Wealth is out there for you to accumulate, Tim.  You just need to know where to look.  If you had more initiative to seek that wealth and less initiative to bitch and moan about how hard life is on the internet, you wouldn’t be advocating other people less motivated than you are to take your wealth to fund their emergency room visits.

But I guess that’s the difference between conservatives and liberals, isn’t it.

3 comments so far

  1. Tim Weaver on

    to bitch and moan about how hard life is on the internet…

    Odd choice for a closing statement, considering you choose to bitch and piss and moan and cry and whine and scream about what I write on my blog far more often than any rational person who actually has a life would.

    You are about the most pathetic person that I’ve come across on the internet, and that’s really saying something, because I’ve been doing web writing for 10 years and I’ve come across a LOT of very pathetic individuals.

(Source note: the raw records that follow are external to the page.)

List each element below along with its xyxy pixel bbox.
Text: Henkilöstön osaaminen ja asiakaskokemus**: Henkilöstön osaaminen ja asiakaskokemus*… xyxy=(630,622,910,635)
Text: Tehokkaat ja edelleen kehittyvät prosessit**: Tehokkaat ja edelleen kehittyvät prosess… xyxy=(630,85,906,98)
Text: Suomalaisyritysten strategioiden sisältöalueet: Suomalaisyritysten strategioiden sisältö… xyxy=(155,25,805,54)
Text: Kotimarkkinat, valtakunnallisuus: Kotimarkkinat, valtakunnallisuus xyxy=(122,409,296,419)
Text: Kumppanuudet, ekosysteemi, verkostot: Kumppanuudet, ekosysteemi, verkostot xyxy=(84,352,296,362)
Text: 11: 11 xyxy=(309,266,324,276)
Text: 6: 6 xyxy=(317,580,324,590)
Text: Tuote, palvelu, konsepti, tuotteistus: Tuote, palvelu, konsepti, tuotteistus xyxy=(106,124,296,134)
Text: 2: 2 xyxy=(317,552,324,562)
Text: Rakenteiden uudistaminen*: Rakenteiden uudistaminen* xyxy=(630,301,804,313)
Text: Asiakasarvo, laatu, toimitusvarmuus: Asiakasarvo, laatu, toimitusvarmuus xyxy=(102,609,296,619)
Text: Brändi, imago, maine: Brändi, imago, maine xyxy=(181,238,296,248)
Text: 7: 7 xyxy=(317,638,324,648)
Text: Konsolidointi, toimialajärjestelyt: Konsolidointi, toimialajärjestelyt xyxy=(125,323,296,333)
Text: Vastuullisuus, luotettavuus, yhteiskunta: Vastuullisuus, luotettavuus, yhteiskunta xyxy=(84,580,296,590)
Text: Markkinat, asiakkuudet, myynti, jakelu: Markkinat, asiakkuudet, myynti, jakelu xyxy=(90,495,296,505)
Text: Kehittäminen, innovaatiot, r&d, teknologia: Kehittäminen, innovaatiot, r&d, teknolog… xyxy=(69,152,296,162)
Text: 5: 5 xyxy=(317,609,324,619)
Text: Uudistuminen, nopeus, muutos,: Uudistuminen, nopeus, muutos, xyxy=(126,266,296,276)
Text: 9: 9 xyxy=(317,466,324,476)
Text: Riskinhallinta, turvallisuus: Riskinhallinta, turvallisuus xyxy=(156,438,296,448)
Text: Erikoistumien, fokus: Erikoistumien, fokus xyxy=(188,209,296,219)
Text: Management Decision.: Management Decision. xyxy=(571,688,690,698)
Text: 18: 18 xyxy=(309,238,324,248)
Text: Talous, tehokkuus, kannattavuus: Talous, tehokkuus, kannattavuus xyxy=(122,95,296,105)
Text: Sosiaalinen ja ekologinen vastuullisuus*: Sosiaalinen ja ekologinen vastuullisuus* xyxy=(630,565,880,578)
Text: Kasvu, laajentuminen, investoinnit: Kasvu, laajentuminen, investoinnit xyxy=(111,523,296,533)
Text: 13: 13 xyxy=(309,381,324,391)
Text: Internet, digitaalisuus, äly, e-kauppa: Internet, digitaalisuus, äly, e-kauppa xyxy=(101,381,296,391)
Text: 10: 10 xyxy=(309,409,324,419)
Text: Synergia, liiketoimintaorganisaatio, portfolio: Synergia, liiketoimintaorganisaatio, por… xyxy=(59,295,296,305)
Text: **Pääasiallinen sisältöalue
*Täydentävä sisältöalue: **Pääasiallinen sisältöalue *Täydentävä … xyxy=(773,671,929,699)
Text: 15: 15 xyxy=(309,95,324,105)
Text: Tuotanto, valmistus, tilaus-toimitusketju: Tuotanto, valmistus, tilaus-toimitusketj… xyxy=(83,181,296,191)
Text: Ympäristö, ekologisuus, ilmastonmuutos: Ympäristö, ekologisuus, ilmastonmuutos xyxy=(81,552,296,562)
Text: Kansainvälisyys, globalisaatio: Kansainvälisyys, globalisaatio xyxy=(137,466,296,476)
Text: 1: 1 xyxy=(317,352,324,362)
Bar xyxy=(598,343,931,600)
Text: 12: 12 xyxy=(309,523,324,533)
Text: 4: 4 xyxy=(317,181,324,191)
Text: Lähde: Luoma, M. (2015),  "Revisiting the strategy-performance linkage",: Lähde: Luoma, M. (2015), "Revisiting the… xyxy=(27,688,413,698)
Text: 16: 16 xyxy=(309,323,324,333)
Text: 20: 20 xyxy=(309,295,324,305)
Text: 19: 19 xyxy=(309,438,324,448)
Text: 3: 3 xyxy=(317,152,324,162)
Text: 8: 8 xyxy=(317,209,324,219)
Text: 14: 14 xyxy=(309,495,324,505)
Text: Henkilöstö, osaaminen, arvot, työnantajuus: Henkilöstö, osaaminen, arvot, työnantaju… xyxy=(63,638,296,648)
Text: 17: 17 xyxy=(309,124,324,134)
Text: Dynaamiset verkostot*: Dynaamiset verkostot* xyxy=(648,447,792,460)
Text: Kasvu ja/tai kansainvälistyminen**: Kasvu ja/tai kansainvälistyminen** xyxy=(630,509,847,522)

    In one of your earlier posts you called your cousin an idiot of a liberal or something to that effect. I found this strange, because I have cousins who read my blog who are even more conservative than you. Yet it doesn’t have an effect on our relationship.

    It takes a very weak sort of emotional intelligence to insult your family because you disagree with them politically.

    I’m going to make a suggestion, and I hope that you don’t take it the wrong way because it’s coming from me. Get into therapy. You have very serious emotional problems that need working out.

    • emach on

      Oh Tim. My blog is a very tiny faction of my life. I would argue that you care far more about yours than I do about mine, considering you fancy yourself to be a “professional” writer. I dissect your delusions on my coffee breaks.

      I’m not sure what my family has to do with anything, but if you want to nitpick, let’s do it. I don’t think my cousin is actually quite as socialistic as she claims – I believe that she espouses her views in absence of any other personality and as a way to get attention. That being said, I still find her views – and therefore her – to be idiotic. The fact that we are more genetically related than two members of the population picked at random does not impact my judgment. Perhaps if I lived fewer than 10 hours away from her and had seen her more than a dozen times in my life, I might let an emotional, familial connection to her cloud my jugement as emotions tend to cloud all of yours, but as it stands, I enjoy the freedom of partiality on this one.

      In truth, Tim, defending your family for no other reason than they are your family is a rote emotional response. I would argue that it is much harder to condemn your own blood than it is to condemn an aribitrary stranger on the internet whom you’ll never meet, but then again, you’re an idiot, so I’m not surprised that you did, like with most other things, get this entirely backward.

      I’m going to make a suggestion, Tim, and I hope you don’t take it any other way than how I am spelling it out simply because it’s coming from me. Get out of your parents’ basement and into the workforce. You have some very serious living to do. Only after doing so will your eyes be open to the realities of this world.

      Or just read my blog.

  2. Keith Olberman on

    Tim, there aren’t enough therapists on the planet to cover the number of people you irritate on a daily basis with your pitifully childlike rants. Other than your very small circle of internet buddies, I assure you that no one checks in on your blog for anything other than eyerolling chuckles. Now see if you can’t rehash someone else’s retarded comments from Daily Kos, Salon, Huffington Post or whatever liberal comic book grade site you visit to come up with your laughable rants.